The Windows Way: The graphics server is in the kernel, and drawing is done via sending draw buffers to the kernel. This has the advantage of minimizing data copies and context switches. Also, it is easy to use HW acceleration because only one component (the GDI) is in control of the hardware. This has the disadvantage that it is insecure, and that kernel calls are so expensive (hundreds of clock cycles) that you gain little practical advantage from minimizing the copies.
The X11/BeOS/QNX/etc way: The graphics server is a seperate process. Drawing is done via batching commands to a local buffer. When the batch is complete, a kernel call is done to copy the data to the server, and a context switch is incurred switching to the server. This has the advantage that it is easy to use HW acceleration, and also preserves stability and security. This has the disadvantage that context switches and copies are incurred for each batch.
The last two are the really practical ones, because the first one makes it hard to use (current) hardware. With proper buffering, there is no practical performance difference between the last two. If kernel calls weren’t so expensive, the second one (the GDI method) would be really fast, but kernel calls are getting *slower* (in clock cycles) as time progresses, not faster. So you’re going to have to do lots of buffering anyway, and once you start buffering, you really lose nothing by putting the whole thing into a seperate process.
X performs very poorly compared to other windowing systems
Really? Got any benchmarks to prove it? The current ones on the net (and also personal ones I’ve conducted) prove otherwise. According to people familier with the X architecture, the problems lie not in raw drawing speed (which X is really quite good at, thanks to the heavily buffered nature) but in synchronization and redraw handling.
and I think the architecture is to blame.
You and hundreds of other armchair developers who have no real familiarity with the subject. BeOS and QNX prove that client/server GUIs can be blazingly fast. You really want to argue with them?
Your description of the three methods is accurate and well summarised, however it must be pointed out that the speed of a GUI has less to do with throughput and more to do with the display management technique itself. During Athene’s development all three techniques were tried and eventually it was settled that window buffering (as also used in OS X) provides the best user performance in the modern desktop space. If developing games then the other two techniques are more appropriate as they provide better hardware access.
The best solution, if you can manage it, is to provide support for one solution for the desktop (preferably with window buffering) and another solution for full screen gaming. Microsoft also discovered this, in that case resulting in the delivery of Direct X. They will never gain the benefits of window buffering without a rewrite of their graphics system though.
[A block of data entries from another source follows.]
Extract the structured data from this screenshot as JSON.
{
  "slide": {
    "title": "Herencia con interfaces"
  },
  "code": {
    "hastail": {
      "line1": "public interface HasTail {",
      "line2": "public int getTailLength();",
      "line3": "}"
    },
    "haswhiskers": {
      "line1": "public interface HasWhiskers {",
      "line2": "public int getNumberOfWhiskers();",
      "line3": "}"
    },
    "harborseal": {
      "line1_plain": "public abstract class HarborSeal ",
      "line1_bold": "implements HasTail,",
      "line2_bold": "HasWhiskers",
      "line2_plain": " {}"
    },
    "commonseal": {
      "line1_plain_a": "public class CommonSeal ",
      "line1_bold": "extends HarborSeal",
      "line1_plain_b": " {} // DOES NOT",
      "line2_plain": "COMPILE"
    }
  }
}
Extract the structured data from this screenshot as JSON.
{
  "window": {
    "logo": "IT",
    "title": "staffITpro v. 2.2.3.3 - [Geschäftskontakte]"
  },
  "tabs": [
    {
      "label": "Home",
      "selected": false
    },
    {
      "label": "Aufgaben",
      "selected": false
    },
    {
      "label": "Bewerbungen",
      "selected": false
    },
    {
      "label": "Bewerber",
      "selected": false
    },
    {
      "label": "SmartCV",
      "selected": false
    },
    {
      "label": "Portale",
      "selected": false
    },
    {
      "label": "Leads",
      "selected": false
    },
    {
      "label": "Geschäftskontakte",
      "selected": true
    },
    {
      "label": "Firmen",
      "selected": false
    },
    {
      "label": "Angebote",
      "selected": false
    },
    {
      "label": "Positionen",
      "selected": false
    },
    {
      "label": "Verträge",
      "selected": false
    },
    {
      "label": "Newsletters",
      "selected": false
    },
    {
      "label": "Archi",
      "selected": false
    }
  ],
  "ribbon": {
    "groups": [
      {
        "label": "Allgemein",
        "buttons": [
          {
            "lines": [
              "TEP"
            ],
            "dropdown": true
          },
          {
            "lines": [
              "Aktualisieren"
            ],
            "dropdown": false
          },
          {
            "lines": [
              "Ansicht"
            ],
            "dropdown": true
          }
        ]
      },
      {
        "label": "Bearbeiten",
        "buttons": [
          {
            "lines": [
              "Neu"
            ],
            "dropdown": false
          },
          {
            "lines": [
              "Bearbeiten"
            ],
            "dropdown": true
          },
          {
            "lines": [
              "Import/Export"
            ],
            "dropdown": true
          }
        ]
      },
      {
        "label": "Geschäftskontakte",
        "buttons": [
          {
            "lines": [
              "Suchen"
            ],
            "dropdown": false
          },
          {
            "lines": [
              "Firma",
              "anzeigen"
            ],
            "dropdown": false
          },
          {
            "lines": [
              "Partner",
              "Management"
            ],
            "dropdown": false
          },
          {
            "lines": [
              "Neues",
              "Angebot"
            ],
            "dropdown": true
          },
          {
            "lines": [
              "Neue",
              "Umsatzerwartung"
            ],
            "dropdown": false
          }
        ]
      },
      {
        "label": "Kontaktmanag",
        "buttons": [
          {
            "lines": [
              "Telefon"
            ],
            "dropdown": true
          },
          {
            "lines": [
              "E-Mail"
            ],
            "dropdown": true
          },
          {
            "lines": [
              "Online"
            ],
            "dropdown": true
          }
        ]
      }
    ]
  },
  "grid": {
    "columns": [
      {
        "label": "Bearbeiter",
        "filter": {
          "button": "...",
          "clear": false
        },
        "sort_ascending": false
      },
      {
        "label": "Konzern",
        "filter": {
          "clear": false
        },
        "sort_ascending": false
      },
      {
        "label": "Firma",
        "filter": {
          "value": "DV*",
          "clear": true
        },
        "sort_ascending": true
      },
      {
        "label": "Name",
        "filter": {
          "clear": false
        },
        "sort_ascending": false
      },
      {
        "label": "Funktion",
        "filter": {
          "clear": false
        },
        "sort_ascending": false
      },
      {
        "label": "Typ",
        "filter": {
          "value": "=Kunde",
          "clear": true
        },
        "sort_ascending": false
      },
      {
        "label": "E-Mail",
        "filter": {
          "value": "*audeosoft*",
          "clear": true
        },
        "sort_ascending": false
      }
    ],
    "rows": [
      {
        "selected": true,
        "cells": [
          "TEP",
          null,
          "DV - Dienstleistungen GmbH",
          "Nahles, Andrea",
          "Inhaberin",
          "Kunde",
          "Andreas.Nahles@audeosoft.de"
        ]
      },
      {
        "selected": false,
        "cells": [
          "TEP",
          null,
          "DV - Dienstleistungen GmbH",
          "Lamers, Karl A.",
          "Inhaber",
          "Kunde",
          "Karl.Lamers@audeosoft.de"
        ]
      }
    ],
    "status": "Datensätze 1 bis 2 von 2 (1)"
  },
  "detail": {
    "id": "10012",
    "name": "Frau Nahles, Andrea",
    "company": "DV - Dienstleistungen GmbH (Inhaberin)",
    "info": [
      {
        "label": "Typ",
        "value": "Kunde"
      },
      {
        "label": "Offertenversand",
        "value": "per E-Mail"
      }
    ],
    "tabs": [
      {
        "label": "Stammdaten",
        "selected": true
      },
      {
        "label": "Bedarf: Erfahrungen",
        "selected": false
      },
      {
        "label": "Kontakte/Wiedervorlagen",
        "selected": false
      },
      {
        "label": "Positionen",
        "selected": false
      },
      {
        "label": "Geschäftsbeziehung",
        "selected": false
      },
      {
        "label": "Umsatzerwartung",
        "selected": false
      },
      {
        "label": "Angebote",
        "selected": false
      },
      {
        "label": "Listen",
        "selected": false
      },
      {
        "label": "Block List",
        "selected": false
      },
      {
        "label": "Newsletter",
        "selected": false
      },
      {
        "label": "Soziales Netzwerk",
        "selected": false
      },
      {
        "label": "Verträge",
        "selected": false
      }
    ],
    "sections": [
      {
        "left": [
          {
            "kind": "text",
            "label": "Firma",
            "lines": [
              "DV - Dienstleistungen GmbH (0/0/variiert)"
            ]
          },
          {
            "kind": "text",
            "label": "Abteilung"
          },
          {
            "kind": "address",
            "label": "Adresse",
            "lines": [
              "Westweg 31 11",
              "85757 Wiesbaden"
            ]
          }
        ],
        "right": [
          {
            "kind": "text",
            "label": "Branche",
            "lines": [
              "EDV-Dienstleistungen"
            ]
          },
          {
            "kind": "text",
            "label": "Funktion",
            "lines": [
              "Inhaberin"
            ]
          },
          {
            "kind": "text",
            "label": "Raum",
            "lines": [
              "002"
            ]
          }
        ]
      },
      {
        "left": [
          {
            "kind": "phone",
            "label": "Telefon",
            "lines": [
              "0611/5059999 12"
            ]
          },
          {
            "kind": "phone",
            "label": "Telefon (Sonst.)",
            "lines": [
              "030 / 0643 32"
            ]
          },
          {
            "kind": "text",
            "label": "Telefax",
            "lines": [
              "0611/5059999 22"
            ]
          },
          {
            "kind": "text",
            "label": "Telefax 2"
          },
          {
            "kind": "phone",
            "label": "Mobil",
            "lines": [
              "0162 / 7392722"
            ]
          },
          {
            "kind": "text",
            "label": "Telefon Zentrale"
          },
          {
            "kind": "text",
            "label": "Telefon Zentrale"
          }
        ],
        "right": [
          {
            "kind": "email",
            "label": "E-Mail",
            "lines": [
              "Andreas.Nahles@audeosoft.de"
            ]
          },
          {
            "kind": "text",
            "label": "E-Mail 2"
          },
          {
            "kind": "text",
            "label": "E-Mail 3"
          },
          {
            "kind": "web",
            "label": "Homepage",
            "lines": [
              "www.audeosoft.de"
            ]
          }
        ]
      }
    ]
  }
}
It should also be pointed out the window buffering technique also makes it possible to add translucency, transparency and alpha blending effects to the desktop with comparitive ease. If you try to do that sort of thing when using the other methods, it is nothing short of agonising for the developer (speaking from experience). Since these new interface features are in demand, I think that the use of non-buffered techniques in future window systems is going to be limited to embedded systems.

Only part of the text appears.